A Melbourne, sotto il sole dell’Albert Park, Kimi Raikkonen apre la sua avventura in Ferrari con una vittoria dominante che segna l’inizio di una nuova era in rosso.
Il cielo di Melbourne è terso, l’aria vibra di attesa e di nostalgia. È il 18 marzo 2007 e per la prima volta dopo oltre 10 anni la Ferrari si presenta al via di un Mondiale senza Michael Schumacher. Un’era si è chiusa, un’altra deve ancora cominciare. Tutti gli occhi sono puntati su quel finlandese dal volto impassibile, chiamato a raccogliere un’eredità pesantissima: Kimi Raikkonen.
Al sabato, sul tracciato dell’Albert Park, arriva subito un segnale forte. Pole position. Quattro decimi rifilati alla McLaren di Fernando Alonso, campione del mondo in carica. È il primo squillo di una sinfonia perfetta. La domenica, allo spegnersi dei semafori, Kimi teme la prima curva. Ma è solo un pensiero fugace. La sua F2007 scatta pulita, prende il comando e non lo lascia più.

È dominio. Puro, limpido, cristallino. Raikkonen impone il suo ritmo, costruisce un margine rassicurante grazie a una strategia impeccabile e a una vettura semplicemente perfetta. Anche quando, al 46° giro, arriva leggermente lungo in una chicane, la sensazione è che nulla possa davvero sfuggirgli. La vittoria è sotto controllo, come il suo sguardo dietro la visiera.
Dietro di lui, le McLaren inseguono. Alonso fatica più del previsto a tenere a bada il giovane debuttante Lewis Hamilton, sorprendente al via e capace di restare negli scarichi del compagno fino alla seconda sosta. Il podio è tutto loro, ma la scena è soltanto di uno: Kimi Raikkonen.
Con pole position, vittoria e giro veloce, il finlandese firma un esordio da leggenda. Prima di lui, all’esordio in rosso, avevano trionfato solo nomi scolpiti nella storia: Juan Manuel Fangio, Mario Andretti, Nigel Mansell. Ora anche Raikkonen entra in quel club esclusivo. È il primo hat-trick in Ferrari alla prima gara, un’impresa che riporta entusiasmo e speranza a Maranello.

Alle sue spalle, la gara racconta altre storie: il quarto posto di Heidfeld con la BMW, il solido quinto di Fisichella su una Renault meno competitiva, la splendida rimonta di Felipe Massa. Partito dal fondo dopo i problemi in qualifica, il brasiliano risale fino al sesto posto.
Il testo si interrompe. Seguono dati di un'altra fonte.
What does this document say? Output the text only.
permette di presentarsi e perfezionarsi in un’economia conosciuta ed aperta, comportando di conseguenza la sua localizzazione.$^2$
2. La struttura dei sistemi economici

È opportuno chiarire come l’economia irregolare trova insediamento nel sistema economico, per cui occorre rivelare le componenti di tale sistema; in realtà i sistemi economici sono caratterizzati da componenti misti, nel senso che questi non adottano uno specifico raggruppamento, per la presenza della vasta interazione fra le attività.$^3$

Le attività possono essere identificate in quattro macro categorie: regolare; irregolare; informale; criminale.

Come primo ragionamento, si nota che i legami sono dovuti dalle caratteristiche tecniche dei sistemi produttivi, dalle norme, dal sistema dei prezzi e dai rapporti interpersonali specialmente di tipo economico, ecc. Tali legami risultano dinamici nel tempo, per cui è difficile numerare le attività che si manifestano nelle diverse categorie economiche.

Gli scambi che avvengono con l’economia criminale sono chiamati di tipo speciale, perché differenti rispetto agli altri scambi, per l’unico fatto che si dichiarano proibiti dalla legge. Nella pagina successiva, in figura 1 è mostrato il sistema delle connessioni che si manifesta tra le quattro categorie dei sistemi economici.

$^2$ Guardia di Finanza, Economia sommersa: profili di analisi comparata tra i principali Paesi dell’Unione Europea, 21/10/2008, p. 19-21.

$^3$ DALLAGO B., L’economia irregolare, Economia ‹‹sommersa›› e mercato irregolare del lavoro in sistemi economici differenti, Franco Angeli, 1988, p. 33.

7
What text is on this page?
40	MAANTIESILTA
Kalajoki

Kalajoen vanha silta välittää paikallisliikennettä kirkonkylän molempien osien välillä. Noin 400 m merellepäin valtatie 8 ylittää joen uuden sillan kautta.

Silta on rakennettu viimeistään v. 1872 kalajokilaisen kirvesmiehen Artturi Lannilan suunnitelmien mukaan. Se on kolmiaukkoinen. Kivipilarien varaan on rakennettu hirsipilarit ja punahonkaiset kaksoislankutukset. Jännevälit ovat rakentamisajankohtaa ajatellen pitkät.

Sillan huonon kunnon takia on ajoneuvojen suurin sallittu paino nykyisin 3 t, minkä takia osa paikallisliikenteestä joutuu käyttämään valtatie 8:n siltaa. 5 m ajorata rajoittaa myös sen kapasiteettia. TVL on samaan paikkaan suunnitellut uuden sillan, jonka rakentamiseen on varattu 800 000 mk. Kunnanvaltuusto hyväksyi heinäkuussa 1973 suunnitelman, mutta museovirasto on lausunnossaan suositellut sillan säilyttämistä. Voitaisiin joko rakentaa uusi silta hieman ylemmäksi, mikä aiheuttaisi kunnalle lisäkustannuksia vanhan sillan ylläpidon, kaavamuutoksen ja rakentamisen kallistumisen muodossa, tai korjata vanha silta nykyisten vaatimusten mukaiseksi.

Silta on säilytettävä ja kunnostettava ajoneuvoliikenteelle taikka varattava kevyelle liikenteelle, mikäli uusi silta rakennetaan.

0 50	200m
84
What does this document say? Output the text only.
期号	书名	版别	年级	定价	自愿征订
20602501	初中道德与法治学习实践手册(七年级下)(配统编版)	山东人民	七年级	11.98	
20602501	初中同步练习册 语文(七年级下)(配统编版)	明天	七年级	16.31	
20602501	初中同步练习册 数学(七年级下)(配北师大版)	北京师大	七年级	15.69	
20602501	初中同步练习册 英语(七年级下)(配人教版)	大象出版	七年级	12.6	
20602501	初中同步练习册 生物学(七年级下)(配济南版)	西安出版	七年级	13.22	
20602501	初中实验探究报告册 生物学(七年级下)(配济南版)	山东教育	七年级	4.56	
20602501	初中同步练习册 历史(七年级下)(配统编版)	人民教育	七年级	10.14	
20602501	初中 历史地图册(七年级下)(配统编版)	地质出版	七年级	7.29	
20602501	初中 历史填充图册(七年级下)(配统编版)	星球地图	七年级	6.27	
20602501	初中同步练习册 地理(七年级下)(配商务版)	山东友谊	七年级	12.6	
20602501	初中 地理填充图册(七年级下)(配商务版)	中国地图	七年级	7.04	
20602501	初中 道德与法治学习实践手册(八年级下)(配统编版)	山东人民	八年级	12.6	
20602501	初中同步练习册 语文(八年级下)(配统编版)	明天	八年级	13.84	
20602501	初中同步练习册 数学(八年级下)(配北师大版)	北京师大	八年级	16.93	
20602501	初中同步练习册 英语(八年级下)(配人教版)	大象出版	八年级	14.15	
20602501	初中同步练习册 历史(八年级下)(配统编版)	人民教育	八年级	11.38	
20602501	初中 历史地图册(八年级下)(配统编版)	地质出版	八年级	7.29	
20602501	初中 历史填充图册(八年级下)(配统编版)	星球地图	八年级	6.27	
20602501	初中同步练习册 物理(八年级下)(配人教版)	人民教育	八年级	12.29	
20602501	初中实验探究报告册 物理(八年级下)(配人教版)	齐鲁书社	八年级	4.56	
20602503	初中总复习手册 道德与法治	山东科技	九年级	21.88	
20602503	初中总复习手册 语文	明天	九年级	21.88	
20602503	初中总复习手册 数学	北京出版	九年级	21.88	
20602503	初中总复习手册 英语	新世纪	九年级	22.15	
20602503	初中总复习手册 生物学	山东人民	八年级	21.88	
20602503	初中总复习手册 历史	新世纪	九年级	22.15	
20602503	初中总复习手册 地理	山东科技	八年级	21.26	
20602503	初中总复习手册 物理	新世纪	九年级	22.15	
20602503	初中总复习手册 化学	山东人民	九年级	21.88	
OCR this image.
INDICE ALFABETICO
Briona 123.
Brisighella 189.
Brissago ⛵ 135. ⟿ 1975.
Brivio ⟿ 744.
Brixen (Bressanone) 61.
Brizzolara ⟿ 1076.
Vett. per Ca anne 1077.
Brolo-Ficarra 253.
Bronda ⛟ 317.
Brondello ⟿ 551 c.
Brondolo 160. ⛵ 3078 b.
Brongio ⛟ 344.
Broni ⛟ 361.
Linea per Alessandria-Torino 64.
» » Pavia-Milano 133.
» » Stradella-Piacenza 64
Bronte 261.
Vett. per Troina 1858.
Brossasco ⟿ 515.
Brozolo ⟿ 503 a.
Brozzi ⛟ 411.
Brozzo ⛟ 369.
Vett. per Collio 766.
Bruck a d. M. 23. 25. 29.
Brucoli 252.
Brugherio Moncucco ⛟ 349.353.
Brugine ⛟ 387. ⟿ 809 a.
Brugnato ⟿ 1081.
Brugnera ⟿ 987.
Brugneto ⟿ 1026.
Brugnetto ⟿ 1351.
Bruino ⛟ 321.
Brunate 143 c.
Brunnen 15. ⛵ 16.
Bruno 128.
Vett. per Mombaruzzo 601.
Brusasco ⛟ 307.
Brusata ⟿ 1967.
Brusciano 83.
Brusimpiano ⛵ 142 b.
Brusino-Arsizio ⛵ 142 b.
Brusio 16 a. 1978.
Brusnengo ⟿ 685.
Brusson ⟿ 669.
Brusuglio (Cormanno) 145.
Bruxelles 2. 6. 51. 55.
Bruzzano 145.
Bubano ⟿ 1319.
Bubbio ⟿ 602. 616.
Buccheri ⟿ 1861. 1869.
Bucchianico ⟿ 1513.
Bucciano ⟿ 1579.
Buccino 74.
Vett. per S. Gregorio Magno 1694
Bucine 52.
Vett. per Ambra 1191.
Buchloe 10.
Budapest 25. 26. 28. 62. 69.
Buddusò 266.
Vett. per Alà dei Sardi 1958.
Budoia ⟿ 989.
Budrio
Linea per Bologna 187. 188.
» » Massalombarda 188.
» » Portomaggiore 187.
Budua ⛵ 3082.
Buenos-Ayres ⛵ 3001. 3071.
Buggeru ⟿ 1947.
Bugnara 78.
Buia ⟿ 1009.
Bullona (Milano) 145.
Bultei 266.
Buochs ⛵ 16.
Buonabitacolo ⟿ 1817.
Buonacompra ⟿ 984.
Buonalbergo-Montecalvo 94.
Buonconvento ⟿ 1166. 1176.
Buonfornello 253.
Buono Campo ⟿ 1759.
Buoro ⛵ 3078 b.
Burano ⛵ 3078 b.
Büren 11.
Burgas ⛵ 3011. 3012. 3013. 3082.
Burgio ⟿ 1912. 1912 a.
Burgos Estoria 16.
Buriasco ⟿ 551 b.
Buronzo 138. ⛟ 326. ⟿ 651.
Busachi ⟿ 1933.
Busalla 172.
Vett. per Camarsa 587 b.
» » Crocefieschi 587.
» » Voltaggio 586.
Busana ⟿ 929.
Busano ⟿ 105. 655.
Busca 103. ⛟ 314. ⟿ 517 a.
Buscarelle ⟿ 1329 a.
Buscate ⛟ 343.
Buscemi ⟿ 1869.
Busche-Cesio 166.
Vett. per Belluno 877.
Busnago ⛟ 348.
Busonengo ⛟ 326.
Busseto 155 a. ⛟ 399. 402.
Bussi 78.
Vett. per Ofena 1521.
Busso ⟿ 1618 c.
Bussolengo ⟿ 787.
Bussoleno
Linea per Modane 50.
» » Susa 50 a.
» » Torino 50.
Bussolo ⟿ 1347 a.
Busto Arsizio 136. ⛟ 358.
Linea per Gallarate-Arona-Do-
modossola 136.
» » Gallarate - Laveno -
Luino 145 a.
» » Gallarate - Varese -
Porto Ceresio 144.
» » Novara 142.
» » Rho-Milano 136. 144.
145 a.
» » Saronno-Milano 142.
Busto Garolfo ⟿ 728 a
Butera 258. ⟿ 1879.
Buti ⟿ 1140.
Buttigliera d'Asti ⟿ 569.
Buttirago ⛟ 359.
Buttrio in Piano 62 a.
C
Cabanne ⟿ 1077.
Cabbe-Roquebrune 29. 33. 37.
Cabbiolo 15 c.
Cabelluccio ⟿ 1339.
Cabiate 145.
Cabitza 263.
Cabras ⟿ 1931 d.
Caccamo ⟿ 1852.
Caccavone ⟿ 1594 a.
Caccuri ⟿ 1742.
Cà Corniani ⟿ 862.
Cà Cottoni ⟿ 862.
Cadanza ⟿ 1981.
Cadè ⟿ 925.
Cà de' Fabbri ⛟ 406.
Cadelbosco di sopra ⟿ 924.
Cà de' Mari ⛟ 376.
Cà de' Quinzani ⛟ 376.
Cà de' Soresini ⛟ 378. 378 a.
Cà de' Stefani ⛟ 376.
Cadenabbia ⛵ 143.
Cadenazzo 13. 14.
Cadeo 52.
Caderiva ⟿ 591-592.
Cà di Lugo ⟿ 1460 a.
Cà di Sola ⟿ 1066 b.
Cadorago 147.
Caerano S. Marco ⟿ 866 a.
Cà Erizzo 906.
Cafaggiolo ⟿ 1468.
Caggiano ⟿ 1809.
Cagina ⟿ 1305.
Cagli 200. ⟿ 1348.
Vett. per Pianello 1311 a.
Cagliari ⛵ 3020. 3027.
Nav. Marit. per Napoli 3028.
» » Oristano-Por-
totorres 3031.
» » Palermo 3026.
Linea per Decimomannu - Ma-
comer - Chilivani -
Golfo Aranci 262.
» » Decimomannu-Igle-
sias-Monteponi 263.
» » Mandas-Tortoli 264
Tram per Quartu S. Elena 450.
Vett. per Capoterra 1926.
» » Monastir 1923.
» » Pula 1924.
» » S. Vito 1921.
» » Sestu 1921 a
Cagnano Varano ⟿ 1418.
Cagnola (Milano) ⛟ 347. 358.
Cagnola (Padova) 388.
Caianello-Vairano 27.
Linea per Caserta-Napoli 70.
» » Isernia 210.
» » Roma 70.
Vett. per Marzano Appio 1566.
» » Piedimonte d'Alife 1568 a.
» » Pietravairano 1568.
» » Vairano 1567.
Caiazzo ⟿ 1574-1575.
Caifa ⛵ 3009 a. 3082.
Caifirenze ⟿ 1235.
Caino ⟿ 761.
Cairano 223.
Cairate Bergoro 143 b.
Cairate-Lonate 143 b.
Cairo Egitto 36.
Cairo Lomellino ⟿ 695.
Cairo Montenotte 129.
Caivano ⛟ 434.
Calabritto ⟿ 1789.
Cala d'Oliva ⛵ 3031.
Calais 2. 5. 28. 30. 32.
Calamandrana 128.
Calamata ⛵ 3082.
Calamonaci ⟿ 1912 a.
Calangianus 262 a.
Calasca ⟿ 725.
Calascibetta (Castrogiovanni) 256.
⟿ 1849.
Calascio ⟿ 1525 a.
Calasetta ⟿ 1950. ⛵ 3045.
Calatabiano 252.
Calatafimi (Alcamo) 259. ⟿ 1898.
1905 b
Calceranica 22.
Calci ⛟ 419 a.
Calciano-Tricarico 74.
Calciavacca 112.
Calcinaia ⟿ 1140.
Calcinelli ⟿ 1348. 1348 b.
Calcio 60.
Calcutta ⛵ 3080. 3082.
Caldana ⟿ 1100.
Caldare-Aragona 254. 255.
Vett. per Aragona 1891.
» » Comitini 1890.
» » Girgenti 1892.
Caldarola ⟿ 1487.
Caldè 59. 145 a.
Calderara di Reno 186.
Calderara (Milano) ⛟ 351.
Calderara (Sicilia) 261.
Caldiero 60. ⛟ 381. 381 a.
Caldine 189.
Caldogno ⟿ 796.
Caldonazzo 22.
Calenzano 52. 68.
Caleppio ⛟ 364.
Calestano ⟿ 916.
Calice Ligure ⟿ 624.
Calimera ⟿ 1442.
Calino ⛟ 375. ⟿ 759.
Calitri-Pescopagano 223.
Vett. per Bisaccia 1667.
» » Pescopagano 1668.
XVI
E poi la paura, quando David Coulthard centra la Williams di Wurz, sfiorando il casco dell’austriaco: un brivido che attraversa il paddock e ricorda quanto sottile sia il confine.
Ma questa è la giornata di Kimi. “Vittoria fantastica! È bello tornare al successo nella mia nuova squadra”, dirà a fine gara. Parole semplici, quasi sussurrate, come il suo stile. Eppure pesano come macigni.
Quella domenica australiana lancia un messaggio. La Ferrari ha trovato il suo nuovo condottiero. E mentre risuona l’inno finlandese sul podio, seguito da quello italiano, in molti capiscono che il 2007 potrebbe essere un anno speciale. L’inizio di un nuovo ciclo, scritto con inchiostro rosso.